Bookstore Owner Burns Books in Protest
Posted on May 28, 2007
Former Missouri bookstore owner Tom Wayne is mad as hell and isn't going to take it anymore. After he closed his used bookstore, Prospero's, he tried to give away 20,000 books he still had in a warehouse. But no one wanted them, not even the libraries. So he's started burning the books as a protest against our culture which is valuing the printed word less and less.
"This is the funeral pyre for thought in America today," Wayne told spectators outside his bookstore as he lit the first batch of books. The fire blazed for about 50 minutes before the Kansas City Fire Department put it out because Wayne didn't have a permit to burn them. Wayne said next time he will get a permit. He said he envisions monthly bonfires until his supply - estimated at 20,000 books - is exhausted.What a sad thing that no one wanted the books! Mike reportedly had just about everything: children's books, Tom Clancy novels, nonfiction, you name it. But it took a fire to get the word out. Maybe he should have just taken out an ad in the local newspaper, though?
"After slogging through the tens of thousands of books we've slogged through and to accumulate that many and to have people turn you away when you take them somewhere, it's just kind of a knee-jerk reaction," he said. "And it's a good excuse for fun." Wayne said he has seen fewer customers in recent years as people more often get their information from television or the Internet. He pointed to a 2002 study by the National Endowment for the Arts, that found that less than half of adult respondents reported reading for pleasure, down from almost 57 percent in 1982.
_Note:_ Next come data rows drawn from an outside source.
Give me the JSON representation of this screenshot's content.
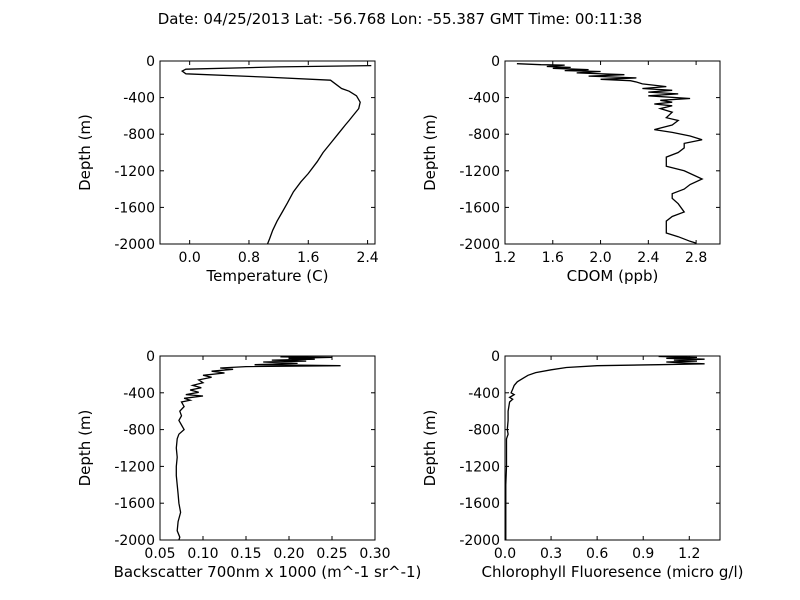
{
  "figure": {
    "suptitle": "Date: 04/25/2013  Lat:  -56.768 Lon:  -55.387  GMT Time: 00:11:38"
  },
  "chart_data": [
    {
      "type": "line",
      "id": "temperature",
      "xlabel": "Temperature (C)",
      "ylabel": "Depth (m)",
      "xlim": [
        -0.4,
        2.5
      ],
      "ylim": [
        -2000,
        0
      ],
      "xticks": [
        "0.0",
        "0.8",
        "1.6",
        "2.4"
      ],
      "xtick_values": [
        0.0,
        0.8,
        1.6,
        2.4
      ],
      "yticks": [
        "0",
        "-400",
        "-800",
        "-1200",
        "-1600",
        "-2000"
      ],
      "ytick_values": [
        0,
        -400,
        -800,
        -1200,
        -1600,
        -2000
      ],
      "series": [
        {
          "points": [
            [
              2.45,
              -50
            ],
            [
              1.2,
              -65
            ],
            [
              -0.05,
              -90
            ],
            [
              -0.1,
              -110
            ],
            [
              -0.05,
              -140
            ],
            [
              1.0,
              -175
            ],
            [
              1.9,
              -210
            ],
            [
              2.05,
              -300
            ],
            [
              2.15,
              -330
            ],
            [
              2.25,
              -380
            ],
            [
              2.3,
              -450
            ],
            [
              2.28,
              -520
            ],
            [
              2.2,
              -600
            ],
            [
              2.15,
              -650
            ],
            [
              2.1,
              -700
            ],
            [
              2.0,
              -800
            ],
            [
              1.9,
              -900
            ],
            [
              1.8,
              -1000
            ],
            [
              1.72,
              -1100
            ],
            [
              1.6,
              -1230
            ],
            [
              1.5,
              -1320
            ],
            [
              1.4,
              -1430
            ],
            [
              1.32,
              -1550
            ],
            [
              1.25,
              -1650
            ],
            [
              1.18,
              -1750
            ],
            [
              1.12,
              -1850
            ],
            [
              1.08,
              -1940
            ],
            [
              1.05,
              -2000
            ]
          ]
        }
      ]
    },
    {
      "type": "line",
      "id": "cdom",
      "xlabel": "CDOM (ppb)",
      "ylabel": "Depth (m)",
      "xlim": [
        1.2,
        3.0
      ],
      "ylim": [
        -2000,
        0
      ],
      "xticks": [
        "1.2",
        "1.6",
        "2.0",
        "2.4",
        "2.8"
      ],
      "xtick_values": [
        1.2,
        1.6,
        2.0,
        2.4,
        2.8
      ],
      "yticks": [
        "0",
        "-400",
        "-800",
        "-1200",
        "-1600",
        "-2000"
      ],
      "ytick_values": [
        0,
        -400,
        -800,
        -1200,
        -1600,
        -2000
      ],
      "series": [
        {
          "points": [
            [
              1.3,
              -30
            ],
            [
              1.5,
              -40
            ],
            [
              1.7,
              -45
            ],
            [
              1.55,
              -60
            ],
            [
              1.75,
              -70
            ],
            [
              1.6,
              -80
            ],
            [
              1.9,
              -95
            ],
            [
              1.7,
              -105
            ],
            [
              2.0,
              -115
            ],
            [
              1.8,
              -130
            ],
            [
              2.2,
              -150
            ],
            [
              1.9,
              -165
            ],
            [
              2.3,
              -185
            ],
            [
              2.0,
              -200
            ],
            [
              2.25,
              -215
            ],
            [
              2.3,
              -230
            ],
            [
              2.35,
              -250
            ],
            [
              2.55,
              -280
            ],
            [
              2.35,
              -300
            ],
            [
              2.6,
              -320
            ],
            [
              2.4,
              -340
            ],
            [
              2.65,
              -360
            ],
            [
              2.4,
              -380
            ],
            [
              2.75,
              -410
            ],
            [
              2.5,
              -430
            ],
            [
              2.6,
              -450
            ],
            [
              2.45,
              -470
            ],
            [
              2.6,
              -490
            ],
            [
              2.5,
              -520
            ],
            [
              2.6,
              -560
            ],
            [
              2.55,
              -620
            ],
            [
              2.65,
              -650
            ],
            [
              2.6,
              -700
            ],
            [
              2.45,
              -750
            ],
            [
              2.6,
              -780
            ],
            [
              2.75,
              -820
            ],
            [
              2.85,
              -860
            ],
            [
              2.7,
              -900
            ],
            [
              2.7,
              -950
            ],
            [
              2.65,
              -1000
            ],
            [
              2.55,
              -1050
            ],
            [
              2.55,
              -1150
            ],
            [
              2.7,
              -1200
            ],
            [
              2.85,
              -1290
            ],
            [
              2.75,
              -1350
            ],
            [
              2.7,
              -1400
            ],
            [
              2.6,
              -1450
            ],
            [
              2.6,
              -1500
            ],
            [
              2.65,
              -1560
            ],
            [
              2.7,
              -1650
            ],
            [
              2.6,
              -1700
            ],
            [
              2.55,
              -1750
            ],
            [
              2.55,
              -1800
            ],
            [
              2.55,
              -1880
            ],
            [
              2.65,
              -1920
            ],
            [
              2.75,
              -1970
            ],
            [
              2.8,
              -1990
            ]
          ]
        }
      ]
    },
    {
      "type": "line",
      "id": "backscatter",
      "xlabel": "Backscatter 700nm x 1000 (m^-1 sr^-1)",
      "ylabel": "Depth (m)",
      "xlim": [
        0.05,
        0.3
      ],
      "ylim": [
        -2000,
        0
      ],
      "xticks": [
        "0.05",
        "0.10",
        "0.15",
        "0.20",
        "0.25",
        "0.30"
      ],
      "xtick_values": [
        0.05,
        0.1,
        0.15,
        0.2,
        0.25,
        0.3
      ],
      "yticks": [
        "0",
        "-400",
        "-800",
        "-1200",
        "-1600",
        "-2000"
      ],
      "ytick_values": [
        0,
        -400,
        -800,
        -1200,
        -1600,
        -2000
      ],
      "series": [
        {
          "points": [
            [
              0.19,
              -10
            ],
            [
              0.25,
              -15
            ],
            [
              0.2,
              -25
            ],
            [
              0.23,
              -35
            ],
            [
              0.18,
              -45
            ],
            [
              0.22,
              -55
            ],
            [
              0.17,
              -65
            ],
            [
              0.21,
              -80
            ],
            [
              0.16,
              -95
            ],
            [
              0.26,
              -105
            ],
            [
              0.15,
              -115
            ],
            [
              0.12,
              -130
            ],
            [
              0.135,
              -145
            ],
            [
              0.11,
              -165
            ],
            [
              0.125,
              -185
            ],
            [
              0.1,
              -210
            ],
            [
              0.11,
              -230
            ],
            [
              0.095,
              -260
            ],
            [
              0.1,
              -290
            ],
            [
              0.088,
              -320
            ],
            [
              0.098,
              -345
            ],
            [
              0.085,
              -370
            ],
            [
              0.095,
              -395
            ],
            [
              0.08,
              -420
            ],
            [
              0.1,
              -435
            ],
            [
              0.078,
              -460
            ],
            [
              0.085,
              -480
            ],
            [
              0.075,
              -500
            ],
            [
              0.078,
              -550
            ],
            [
              0.073,
              -600
            ],
            [
              0.075,
              -650
            ],
            [
              0.072,
              -700
            ],
            [
              0.075,
              -750
            ],
            [
              0.078,
              -800
            ],
            [
              0.072,
              -850
            ],
            [
              0.07,
              -900
            ],
            [
              0.069,
              -1000
            ],
            [
              0.07,
              -1100
            ],
            [
              0.069,
              -1200
            ],
            [
              0.069,
              -1300
            ],
            [
              0.07,
              -1400
            ],
            [
              0.071,
              -1500
            ],
            [
              0.072,
              -1600
            ],
            [
              0.074,
              -1700
            ],
            [
              0.071,
              -1800
            ],
            [
              0.07,
              -1900
            ],
            [
              0.073,
              -1970
            ],
            [
              0.072,
              -2000
            ]
          ]
        }
      ]
    },
    {
      "type": "line",
      "id": "chlorophyll",
      "xlabel": "Chlorophyll Fluoresence (micro g/l)",
      "ylabel": "Depth (m)",
      "xlim": [
        0.0,
        1.4
      ],
      "ylim": [
        -2000,
        0
      ],
      "xticks": [
        "0.0",
        "0.3",
        "0.6",
        "0.9",
        "1.2"
      ],
      "xtick_values": [
        0.0,
        0.3,
        0.6,
        0.9,
        1.2
      ],
      "yticks": [
        "0",
        "-400",
        "-800",
        "-1200",
        "-1600",
        "-2000"
      ],
      "ytick_values": [
        0,
        -400,
        -800,
        -1200,
        -1600,
        -2000
      ],
      "series": [
        {
          "points": [
            [
              1.0,
              -5
            ],
            [
              1.25,
              -15
            ],
            [
              1.05,
              -25
            ],
            [
              1.3,
              -35
            ],
            [
              1.1,
              -45
            ],
            [
              1.25,
              -55
            ],
            [
              1.05,
              -65
            ],
            [
              1.15,
              -75
            ],
            [
              1.3,
              -85
            ],
            [
              1.0,
              -95
            ],
            [
              0.6,
              -105
            ],
            [
              0.4,
              -125
            ],
            [
              0.3,
              -150
            ],
            [
              0.2,
              -180
            ],
            [
              0.15,
              -210
            ],
            [
              0.12,
              -240
            ],
            [
              0.08,
              -280
            ],
            [
              0.06,
              -320
            ],
            [
              0.05,
              -360
            ],
            [
              0.04,
              -400
            ],
            [
              0.06,
              -420
            ],
            [
              0.03,
              -450
            ],
            [
              0.05,
              -470
            ],
            [
              0.03,
              -500
            ],
            [
              0.02,
              -600
            ],
            [
              0.02,
              -700
            ],
            [
              0.015,
              -800
            ],
            [
              0.02,
              -850
            ],
            [
              0.01,
              -900
            ],
            [
              0.01,
              -1000
            ],
            [
              0.01,
              -1200
            ],
            [
              0.005,
              -1400
            ],
            [
              0.005,
              -1600
            ],
            [
              0.005,
              -1800
            ],
            [
              0.005,
              -2000
            ]
          ]
        }
      ]
    }
  ]
}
Dozens of customers took advantage of the Sunday's book-burning, searching through those waiting to go into the fire for last-minute bargains. Mike Bechtel paid $10 for a stack of books, including an antique collection of children's literature, which he said he'd save for his 4-year-old son. "I think given the fact it is a protest of people not reading books, it's the best way to do it," Bechtel said. "(Wayne has) made the point that not reading a book is as good as burning it."